Le travail d'un père varie également d'un point de vue culturel. Par exemple, en République du Congo, Gettler travaille avec deux communautés voisines. Les Bondongo sont des pêcheurs et des agriculteurs - ils apprécient les pères qui prennent des risques pour gagner de la nourriture pour leur propre famille. Leurs voisins, les BaYaka, sont des cueilleurs qui apprécient les pères qui partagent leurs ressources en dehors de leur famille.

"En Occident, nous avons cette idéalisation de la famille nucléaire", explique Sear : un couple hétérosexuel autonome dans lequel papa fait tout l'approvisionnement et maman toute la garde des enfants. Mais dans le monde entier, dit-elle, les familles comme celle-ci sont très rares. Les parents biologiques d'un enfant peuvent ne pas vivre ensemble exclusivement, pour la vie ou pas du tout, écrit Sear dans un article récent.

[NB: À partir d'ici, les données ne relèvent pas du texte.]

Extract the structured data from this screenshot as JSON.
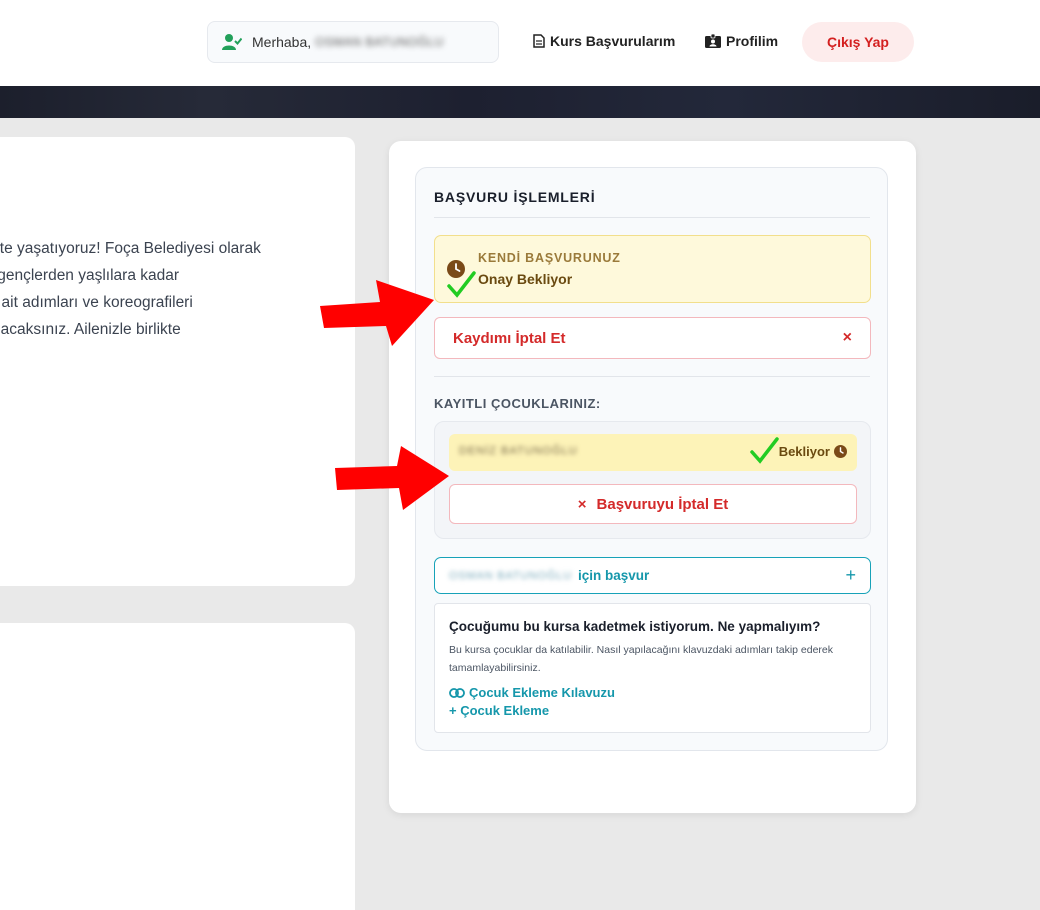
{
  "header": {
    "greeting": "Merhaba,",
    "user_name": "OSMAN BATUNOĞLU",
    "nav_courses": "Kurs Başvurularım",
    "nav_profile": "Profilim",
    "logout": "Çıkış Yap"
  },
  "left_card": {
    "lines": [
      "rlikte yaşatıyoruz! Foça Belediyesi olarak",
      "e, gençlerden yaşlılara kadar",
      "ne ait adımları ve koreografileri",
      "ı olacaksınız. Ailenizle birlikte"
    ]
  },
  "panel": {
    "title": "BAŞVURU İŞLEMLERİ",
    "own": {
      "label": "KENDİ BAŞVURUNUZ",
      "status": "Onay Bekliyor",
      "cancel": "Kaydımı İptal Et",
      "cancel_icon": "×"
    },
    "kids_title": "KAYITLI ÇOCUKLARINIZ:",
    "kid": {
      "name": "DENİZ BATUNOĞLU",
      "status": "Bekliyor",
      "cancel_icon": "×",
      "cancel": "Başvuruyu İptal Et"
    },
    "apply": {
      "name": "OSMAN BATUNOĞLU",
      "label": "için başvur",
      "plus": "+"
    },
    "help": {
      "question": "Çocuğumu bu kursa kadetmek istiyorum. Ne yapmalıyım?",
      "answer": "Bu kursa çocuklar da katılabilir. Nasıl yapılacağını klavuzdaki adımları takip ederek tamamlayabilirsiniz.",
      "guide_link": "Çocuk Ekleme Kılavuzu",
      "add_link": "+ Çocuk Ekleme"
    }
  },
  "colors": {
    "accent": "#1597ab",
    "danger": "#d42a2a",
    "pending_bg": "#fef9db",
    "annotation": "#ff0000",
    "check": "#22cc22"
  }
}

La garde d'enfants et la nourriture peuvent provenir de l'un ou l'autre des parents, ou de l'un ou de l'autre. Chez les Himba de Namibie, par exemple, les enfants sont souvent placés dans une famille élargie.

"La principale caractéristique déterminante de notre espèce est peut-être notre flexibilité comportementale", a déclaré Sear. En supposant que certains rôles soient 'naturels' pour les pères ou les mères, les parents peuvent se sentir isolés et stressés, écrit Sear. Elle espère que la recherche pourra élargir notre compréhension de la raison d'être des pères et de ce qu'est une famille humaine. Cela pourrait aider les sociétés à mieux soutenir les familles de toutes sortes - qu'elles aient des pères comme Gettler qui sont occupés à s'occuper des enfants, ou des pères qui sont partis pêcher, ou pas de père du tout.

"Je pense que nous devons adopter une vision beaucoup plus impartiale de la famille humaine et des types de structures familiales dans lesquelles les enfants peuvent s'épanouir pour améliorer la santé des mères, des pères et des enfants", déclare Sear.